My Personal Life

I was the first child, the first grandchild and the first niece. Given the name Jeanne Pauline Dino Llave, I was a joy and happiness to my family. I’m now 19 years old of age and the eldest among four siblings of Ma. Cristi Dino Llave and Jaime Marqueses Llave. I was brought to the world on the morning of April 26, 1995 at Ziga Memorial Hospital formerly Tabaco General Hospital, Tabaco City, Albay. I have three other younger siblings namely Ma. Jemiline Llave, Christian Kevin Llave and Clara Llave.

At the age of six, my father passed away, and not a year later my mother lived with another man, leaving us in the care of our grandparents. At a very young age, I started to see and know things that most of my ages that time doesn’t even comprehend. Innocence was taken away from my young vocabulary. I took up my grade school at Baranghawon Elementary School where I graduated as salutatorian and pursued my high school degree at Tabaco National High School. Throughout those ten years, I suffered a lot of losses, pain, regrets and disappointments. For some, they could see it as a very miserable life. But I think otherwise.

Upon graduating, I stopped for a whole year to work and then continued with my college education through the aid of my blood relatives living here in Cavite. I’m currently taking up my second year in BS Accountancy course here at Imus Institute.

Like most teenagers, I enjoy spending my leisure time on doing my favorite hobbies. Reading books and novels, writing stories, drawing and surfing the net are my frequent time killers. I’m into music and dancing as well, though I’m not that good in both. Most of my time is usually spent on pondering random thoughts like wondering what lies ahead my future or trying to understand some things that I sometimes fail to grasp at times.

Mentioning about future, I envision my life to be something completely different from what I’ve lived in the past 19 years. I want to see myself on that stage holding my diploma not as a future CPA but a future Architect like my deceased father. I want to see myself walking down that aisle on my most prettiest with the only guy whom I’ll vow to God to spend the rest of my life with.

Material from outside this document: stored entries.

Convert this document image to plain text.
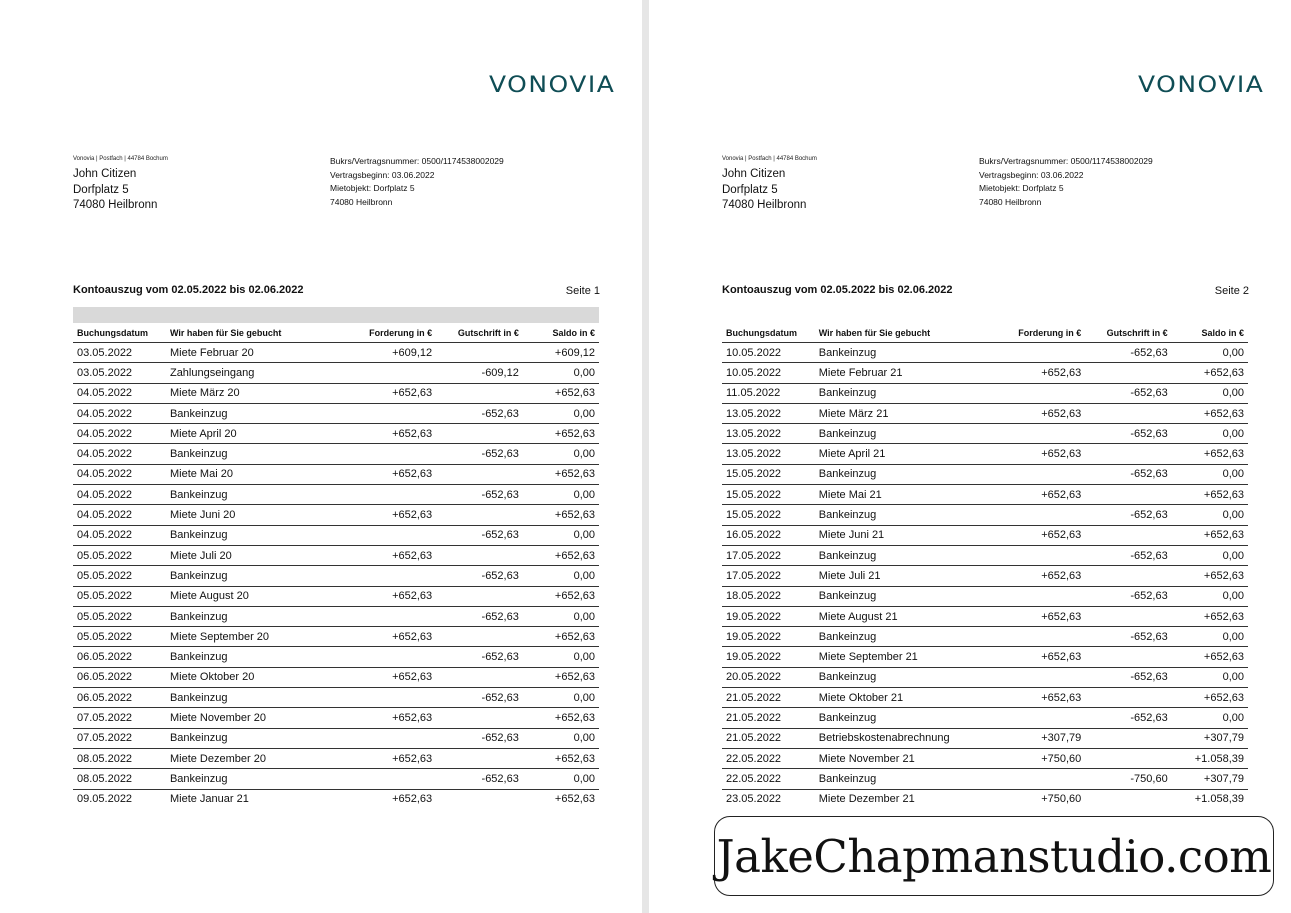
VONOVIA
Vonovia | Postfach | 44784 Bochum
John Citizen
Dorfplatz 5
74080 Heilbronn
Bukrs/Vertragsnummer: 0500/1174538002029
Vertragsbeginn: 03.06.2022
Mietobjekt: Dorfplatz 5
74080 Heilbronn
Kontoauszug vom 02.05.2022 bis 02.06.2022	Seite 1
Buchungsdatum	Wir haben für Sie gebucht	Forderung in €	Gutschrift in €	Saldo in €
03.05.2022	Miete Februar 20	+609,12		+609,12
03.05.2022	Zahlungseingang		-609,12	0,00
04.05.2022	Miete März 20	+652,63		+652,63
04.05.2022	Bankeinzug		-652,63	0,00
04.05.2022	Miete April 20	+652,63		+652,63
04.05.2022	Bankeinzug		-652,63	0,00
04.05.2022	Miete Mai 20	+652,63		+652,63
04.05.2022	Bankeinzug		-652,63	0,00
04.05.2022	Miete Juni 20	+652,63		+652,63
04.05.2022	Bankeinzug		-652,63	0,00
05.05.2022	Miete Juli 20	+652,63		+652,63
05.05.2022	Bankeinzug		-652,63	0,00
05.05.2022	Miete August 20	+652,63		+652,63
05.05.2022	Bankeinzug		-652,63	0,00
05.05.2022	Miete September 20	+652,63		+652,63
06.05.2022	Bankeinzug		-652,63	0,00
06.05.2022	Miete Oktober 20	+652,63		+652,63
06.05.2022	Bankeinzug		-652,63	0,00
07.05.2022	Miete November 20	+652,63		+652,63
07.05.2022	Bankeinzug		-652,63	0,00
08.05.2022	Miete Dezember 20	+652,63		+652,63
08.05.2022	Bankeinzug		-652,63	0,00
09.05.2022	Miete Januar 21	+652,63		+652,63
VONOVIA
Vonovia | Postfach | 44784 Bochum
John Citizen
Dorfplatz 5
74080 Heilbronn
Bukrs/Vertragsnummer: 0500/1174538002029
Vertragsbeginn: 03.06.2022
Mietobjekt: Dorfplatz 5
74080 Heilbronn
Kontoauszug vom 02.05.2022 bis 02.06.2022	Seite 2
Buchungsdatum	Wir haben für Sie gebucht	Forderung in €	Gutschrift in €	Saldo in €
10.05.2022	Bankeinzug		-652,63	0,00
10.05.2022	Miete Februar 21	+652,63		+652,63
11.05.2022	Bankeinzug		-652,63	0,00
13.05.2022	Miete März 21	+652,63		+652,63
13.05.2022	Bankeinzug		-652,63	0,00
13.05.2022	Miete April 21	+652,63		+652,63
15.05.2022	Bankeinzug		-652,63	0,00
15.05.2022	Miete Mai 21	+652,63		+652,63
15.05.2022	Bankeinzug		-652,63	0,00
16.05.2022	Miete Juni 21	+652,63		+652,63
17.05.2022	Bankeinzug		-652,63	0,00
17.05.2022	Miete Juli 21	+652,63		+652,63
18.05.2022	Bankeinzug		-652,63	0,00
19.05.2022	Miete August 21	+652,63		+652,63
19.05.2022	Bankeinzug		-652,63	0,00
19.05.2022	Miete September 21	+652,63		+652,63
20.05.2022	Bankeinzug		-652,63	0,00
21.05.2022	Miete Oktober 21	+652,63		+652,63
21.05.2022	Bankeinzug		-652,63	0,00
21.05.2022	Betriebskostenabrechnung	+307,79		+307,79
22.05.2022	Miete November 21	+750,60		+1.058,39
22.05.2022	Bankeinzug		-750,60	+307,79
23.05.2022	Miete Dezember 21	+750,60		+1.058,39
JakeChapmanstudio.com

I want to be a caring and loving wife to him, a good mother to my future children and most importantly, to be a good and responsible daughter and sister to my mother and siblings. I want to see them successful in their career choice and to have a blessed and fruitful life as well. I want to be a woman of confidence, reputation, dignity and independence. I want to let my dreams happen. I want to do good service to my people and to God who, of all people, had always been there to guide me and love me on my weakest and darkest journey. Most importantly, I want to see my sole purpose unfolds in front my own eyes.

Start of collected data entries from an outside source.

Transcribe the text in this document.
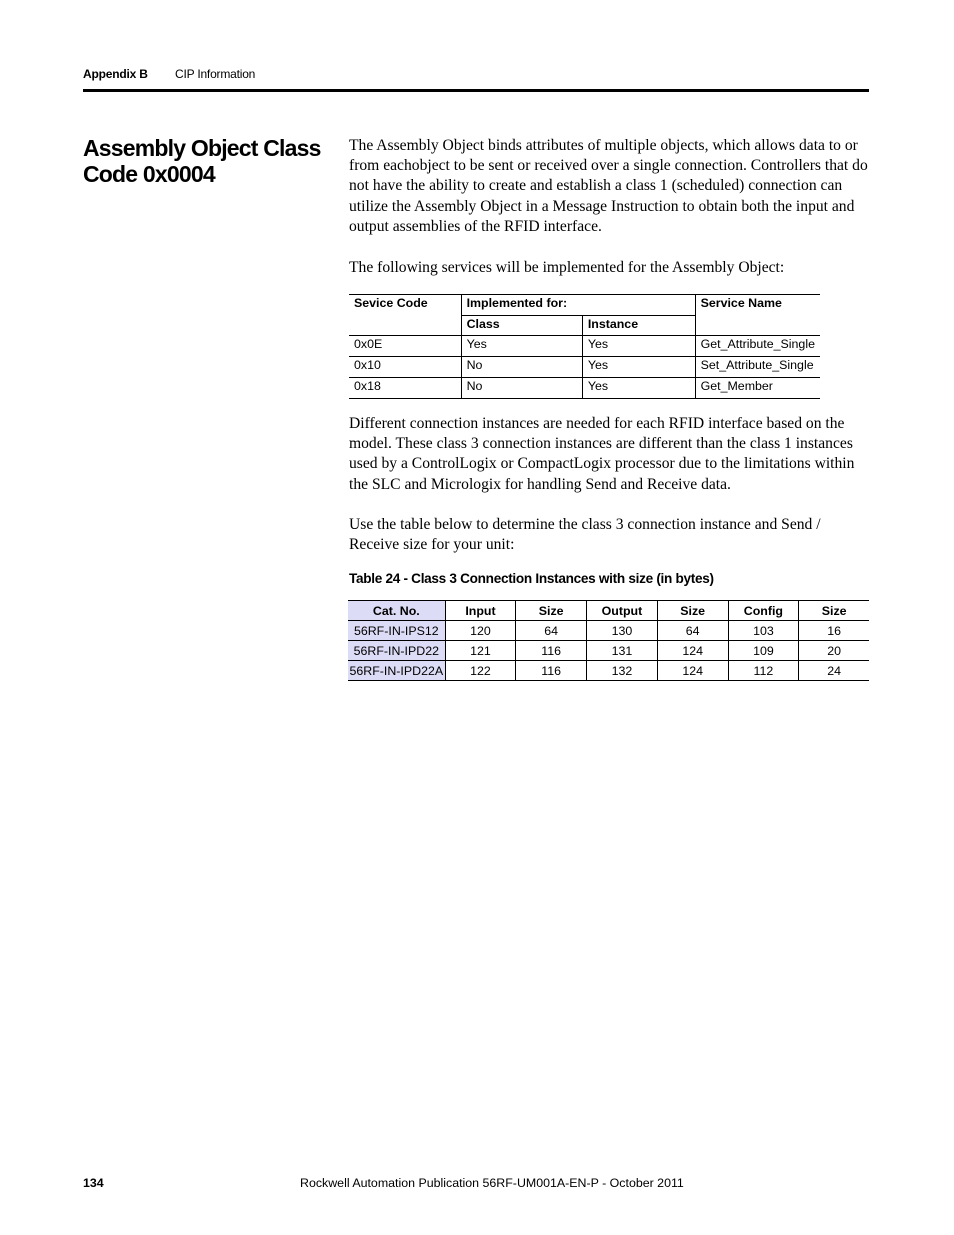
Appendix B CIP Information
Assembly Object Class Code 0x0004

The Assembly Object binds attributes of multiple objects, which allows data to or from eachobject to be sent or received over a single connection. Controllers that do not have the ability to create and establish a class 1 (scheduled) connection can utilize the Assembly Object in a Message Instruction to obtain both the input and output assemblies of the RFID interface.

The following services will be implemented for the Assembly Object:

Sevice Code	Implemented for:		Service Name
	Class	Instance	
0x0E	Yes	Yes	Get_Attribute_Single
0x10	No	Yes	Set_Attribute_Single
0x18	No	Yes	Get_Member

Different connection instances are needed for each RFID interface based on the model. These class 3 connection instances are different than the class 1 instances used by a ControlLogix or CompactLogix processor due to the limitations within the SLC and Micrologix for handling Send and Receive data.

Use the table below to determine the class 3 connection instance and Send / Receive size for your unit:

Table 24 - Class 3 Connection Instances with size (in bytes)

Cat. No.	Input	Size	Output	Size	Config	Size
56RF-IN-IPS12	120	64	130	64	103	16
56RF-IN-IPD22	121	116	131	124	109	20
56RF-IN-IPD22A	122	116	132	124	112	24
134	Rockwell Automation Publication 56RF-UM001A-EN-P - October 2011
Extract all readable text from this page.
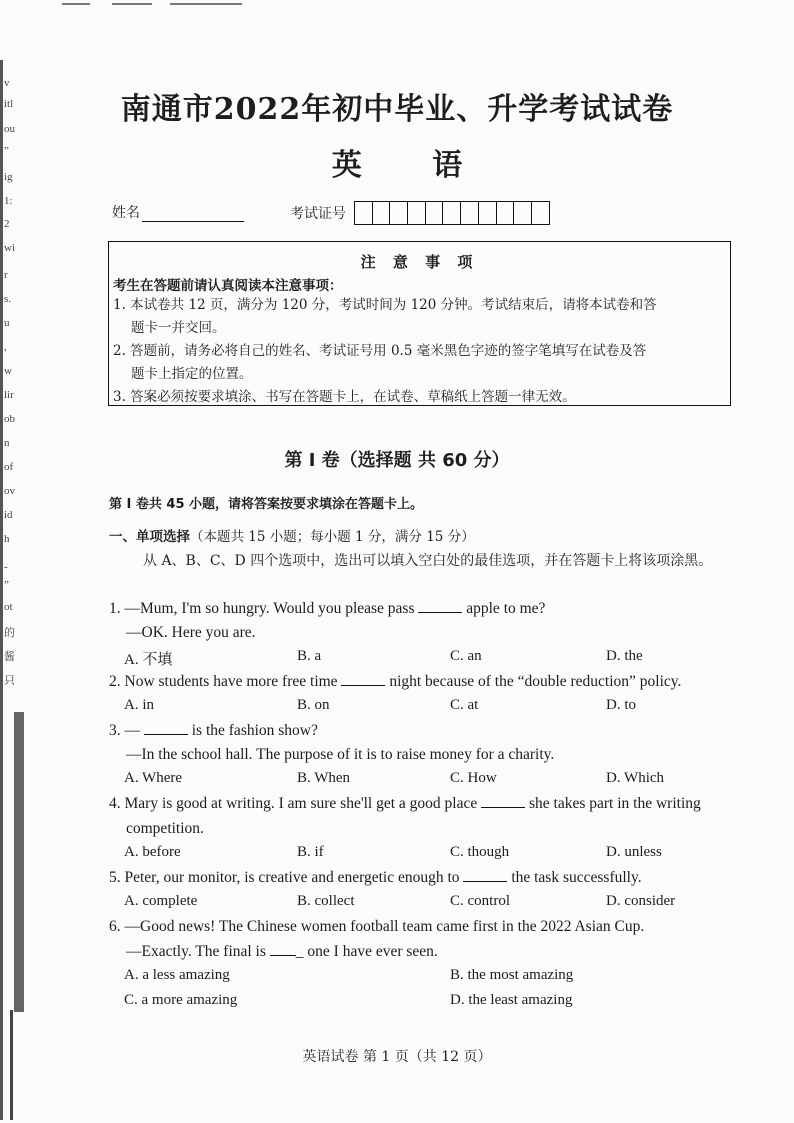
v
itl
ou
”
ig
1:
2
wi
r
s.
u
,
w
lir
ob
n
of
ov
id
h
-
”
ot
的
酱
只
南通市2022年初中毕业、升学考试试卷
英 语
姓名	考试证号
注 意 事 项
考生在答题前请认真阅读本注意事项：
1. 本试卷共 12 页，满分为 120 分，考试时间为 120 分钟。考试结束后，请将本试卷和答
题卡一并交回。
2. 答题前，请务必将自己的姓名、考试证号用 0.5 毫米黑色字迹的签字笔填写在试卷及答
题卡上指定的位置。
3. 答案必须按要求填涂、书写在答题卡上，在试卷、草稿纸上答题一律无效。
第 I 卷（选择题 共 60 分）
第 I 卷共 45 小题，请将答案按要求填涂在答题卡上。
一、单项选择（本题共 15 小题；每小题 1 分，满分 15 分）
从 A、B、C、D 四个选项中，选出可以填入空白处的最佳选项，并在答题卡上将该项涂黑。
1. —Mum, I'm so hungry. Would you please pass	apple to me?
—OK. Here you are.
A. 不填	B. a	C. an	D. the
2. Now students have more free time	night because of the “double reduction” policy.
A. in	B. on	C. at	D. to
3. —	is the fashion show?
—In the school hall. The purpose of it is to raise money for a charity.
A. Where	B. When	C. How	D. Which
4. Mary is good at writing. I am sure she'll get a good place	she takes part in the writing
competition.
A. before	B. if	C. though	D. unless
5. Peter, our monitor, is creative and energetic enough to	the task successfully.
A. complete	B. collect	C. control	D. consider
6. —Good news! The Chinese women football team came first in the 2022 Asian Cup.
—Exactly. The final is _ one I have ever seen.
A. a less amazing	B. the most amazing
C. a more amazing	D. the least amazing
英语试卷 第 1 页（共 12 页）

But for now, my goal is to finished my studies and build a career for my own. I want to dream even bigger dreams. I want to enjoy my youthful years to explore and learn new things. I want to know more about what I can do, make risk and make mistakes. I want to build relationships, build strong bonds with people around me and have a positive mindset at all times. Most importantly, I want to be a responsible Christian youth and to continue my service to God and build an even stronger relationship with Him.